Putting U.S.’s Aid to Ukraine in Context

Contrary to this Creative Commons image, Uncle Sam has plenty of money. That isn’t the issue.

I haven’t done one of my research deep dives on a political matter of salient interest in a few months, and I think Russia’s immoral and illegal invasion of Ukraine — and that is precisely the way to contextualize the war — in February of this year is worth digging into. By digging into, I mean the United States angle of it; there are far better and smarter people than I am to dig into the Ukraine-Russia aspect of it. The United States aspect refers to our aid to Ukraine since at least 2015, and obviously, the aid allocation amount increasing dramatically within the seven months since the invasion.

My math is probably off somewhere, but all told, across three presidents (Barack Obama, Donald Trump and Joe Biden), the United States has committed more than $16 billion to Ukraine, and nearly $13 billion of that is just since January. Through the Biden administration, there have been 21 packages of military aid, and the money outlined isn’t counting some of those packages, where the valuation hasn’t been ascertained when we’re sending artillery rounds, radar systems, trailers and trucks, mine-clearing equipment, small arms, night vision, etc. Most of the packages have come in varying increments, like $75 million here, $250 million there, with the latest nearly $3 billion being the most.

The salient point I referred to above is the way people domestically view this spending in America. Conservatives and so-called libertarian pundits have blasted this spending as unnecessary and a misallocation that could better be spent on domestic [insert their preferred pet project to juxtapose with Ukrainian aid to generate the most outrage]. I’ve also heard from regular Americans who are frustrated by the spending — and that goes back to an age-old concern with foreign aid spending — and wondering why the United States government isn’t spending more domestically.

I’m going to try to break this down. In 2021, the United States government spent $6.82 trillion. That’s trillion. Not billion, not even million, but trillion. In other words, $16 billion — and that’s the figure for eight years, even if most of it has come from this year — represents about 0.23 percent of federal spending. Not even one percent. That isn’t a comment about whether it is a good use of federal allocation, but rather, to put it in the proper context. Again, to go to the federal foreign aid analogy, people wildly misunderstand and exaggerate the extent the United States spends on foreign aid. While foreign aid represents a bigger chunk of the budget than Ukrainian-specific aid, it still isn’t a big chunk: About $51.1 billion (in 2020), or 1 percent of the budget. Seriously, Americans think foreign aid is like 25 percent of the budget, which is ludicrous. Some thought it was even as high as 51 percent!

So, let me speak plainly: Whether it is concern about overspending on foreign aid or present concern about overspending (or spending at all) on aiding Ukrainians against Russian invaders, Americans widely overestimate the spending and that is because of fear of the other and fear of the foreigner, and that is precisely why conservative and so-called libertarian pundits continue to punch this point over and over without the necessary context. If you have this context and you still think it is a misallocation of federal tax dollars, then I can at least understand that. We can have that discussion. But if you’re concerned about the allocation of that money because you think it represents a large chunk of the American budget that otherwise would have, and should have, gone to Americans, you’ve been led astray from the facts.

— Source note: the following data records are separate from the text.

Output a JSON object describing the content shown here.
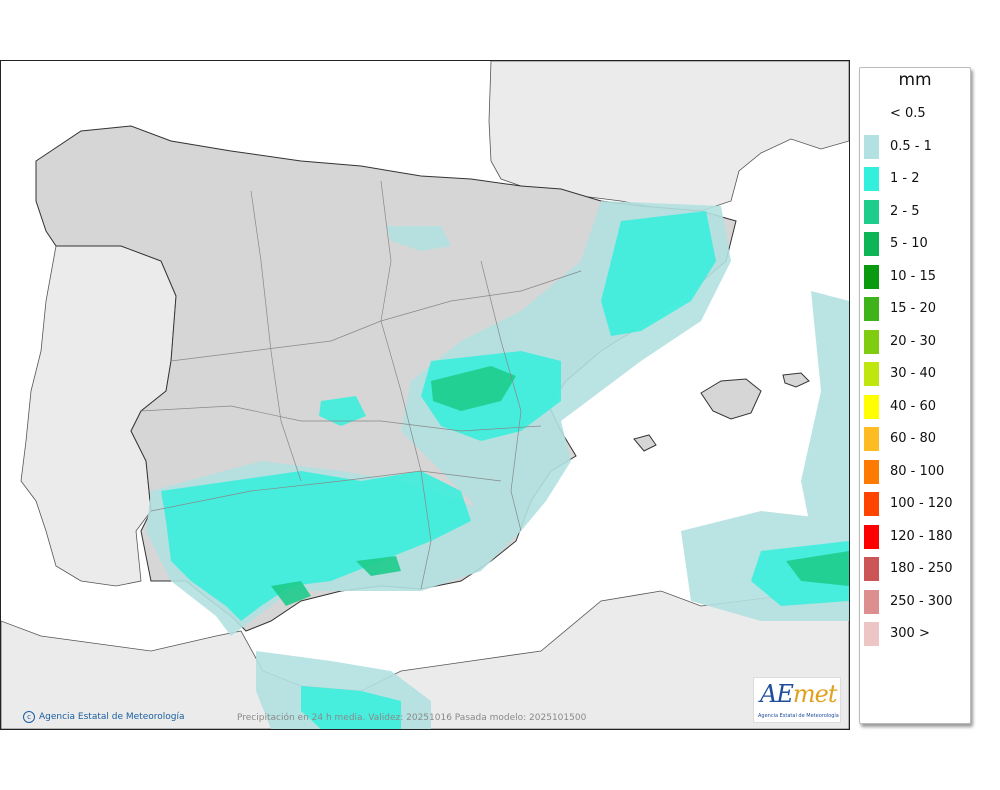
{
  "map": {
    "credit_text": "Agencia Estatal de Meteorología",
    "footer_text": "Precipitación en 24 h media. Validez: 20251016 Pasada modelo: 2025101500",
    "logo": {
      "word_a": "AE",
      "word_b": "met",
      "subtitle": "Agencia Estatal de Meteorología"
    },
    "colors": {
      "sea": "#ffffff",
      "land": "#d6d6d6",
      "foreign_land": "#ebebeb",
      "border": "#333333"
    }
  },
  "legend": {
    "title": "mm",
    "items": [
      {
        "label": "< 0.5",
        "color": ""
      },
      {
        "label": "0.5 - 1",
        "color": "#b3e0e0"
      },
      {
        "label": "1 - 2",
        "color": "#33f0dd"
      },
      {
        "label": "2 - 5",
        "color": "#1ecc8c"
      },
      {
        "label": "5 - 10",
        "color": "#0db554"
      },
      {
        "label": "10 - 15",
        "color": "#0a9a10"
      },
      {
        "label": "15 - 20",
        "color": "#3eb31a"
      },
      {
        "label": "20 - 30",
        "color": "#7fcc10"
      },
      {
        "label": "30 - 40",
        "color": "#c0e60f"
      },
      {
        "label": "40 - 60",
        "color": "#ffff00"
      },
      {
        "label": "60 - 80",
        "color": "#ffbb22"
      },
      {
        "label": "80 - 100",
        "color": "#ff7a00"
      },
      {
        "label": "100 - 120",
        "color": "#ff4400"
      },
      {
        "label": "120 - 180",
        "color": "#ff0000"
      },
      {
        "label": "180 - 250",
        "color": "#cc5555"
      },
      {
        "label": "250 - 300",
        "color": "#dd8f8f"
      },
      {
        "label": "300 >",
        "color": "#eec5c5"
      }
    ]
  }
}
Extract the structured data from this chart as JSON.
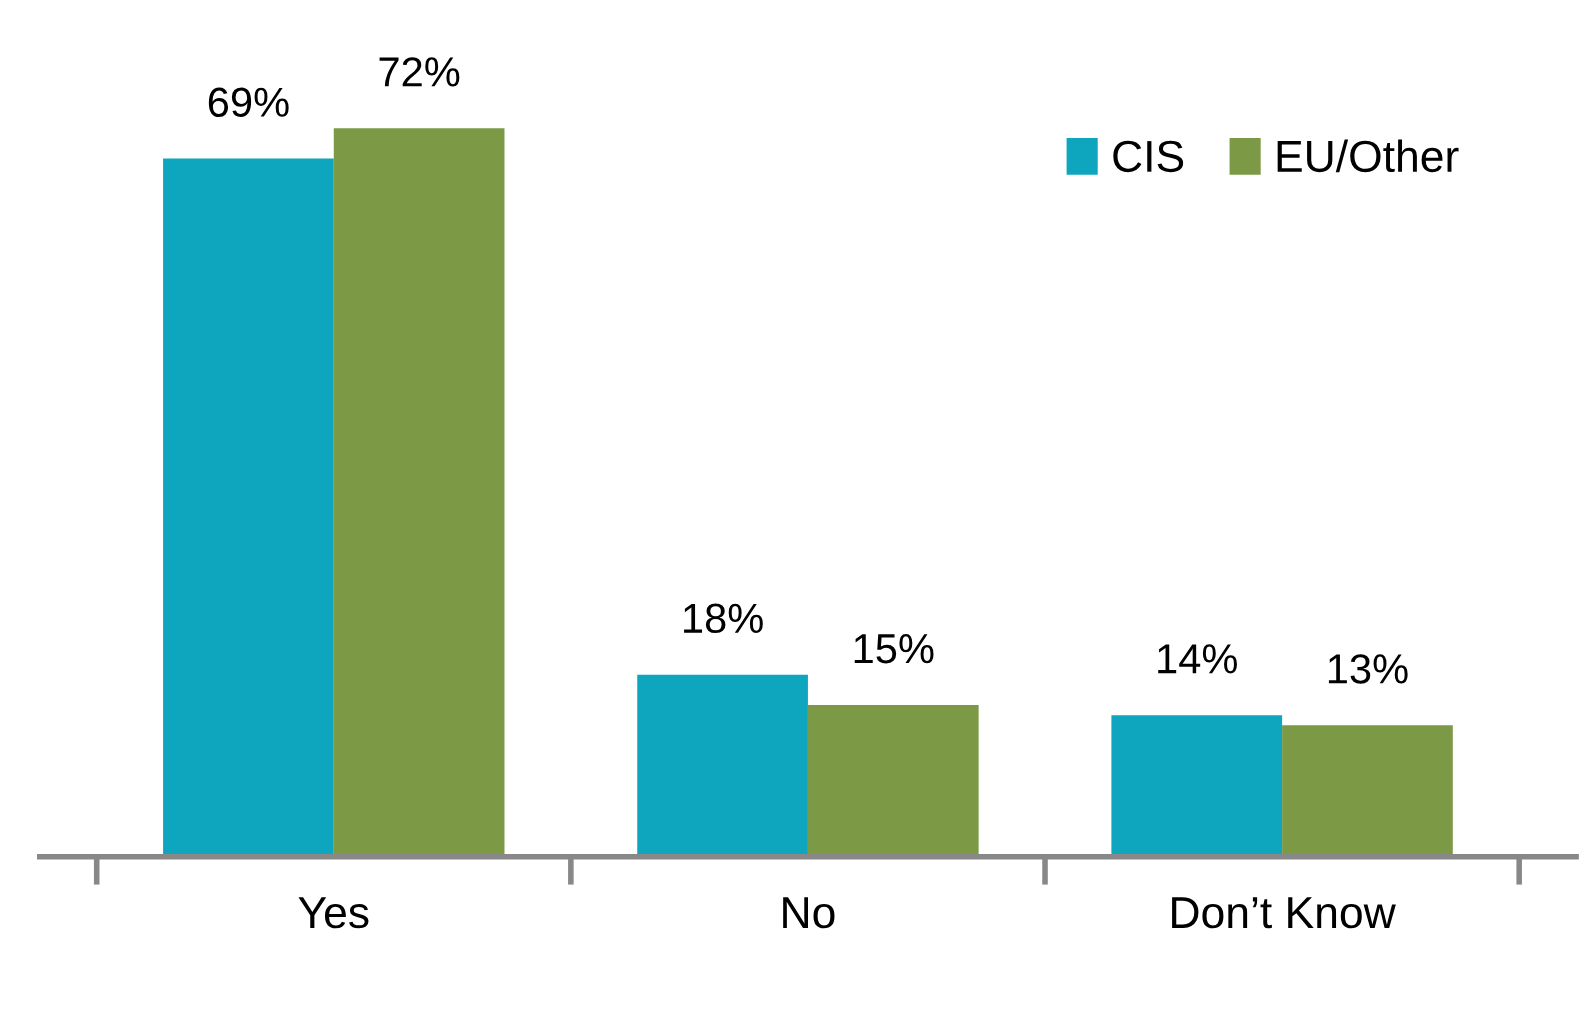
{
  "chart_data": {
    "type": "bar",
    "categories": [
      "Yes",
      "No",
      "Don’t Know"
    ],
    "series": [
      {
        "name": "CIS",
        "color": "#0ea5bf",
        "values": [
          69,
          18,
          14
        ],
        "value_labels": [
          "69%",
          "18%",
          "14%"
        ]
      },
      {
        "name": "EU/Other",
        "color": "#7c9a46",
        "values": [
          72,
          15,
          13
        ],
        "value_labels": [
          "72%",
          "15%",
          "13%"
        ]
      }
    ],
    "legend": "top right",
    "grid": false
  }
}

For the record, on the spending, I think the American government has plenty of money to address X, Y and Z domestic concern that pundits pretend isn’t being adequately solved because of aid to Ukraine; the problem isn’t the aid to Ukraine, it is that the American government is bad at solving problems and bad at adequately allocating money for those problems. There is not a shortage of money problem. In addition, inflationary and other economic concerns are far deeper, systemic, and stretch back before the conflict to be put at the doorstep of Ukrainian aid, either. Ukrainian aid is another convenient scapegoat in that regard.

As for the actual purpose of the money, I’m about as morally, socially and politically pacifist as it comes. But I don’t see fault with the United States offering its plethora of surplus equipment and relatively “budgetary pocket change,” as it were, to Ukraine to help fight aggressive and immoral invaders waging war on them.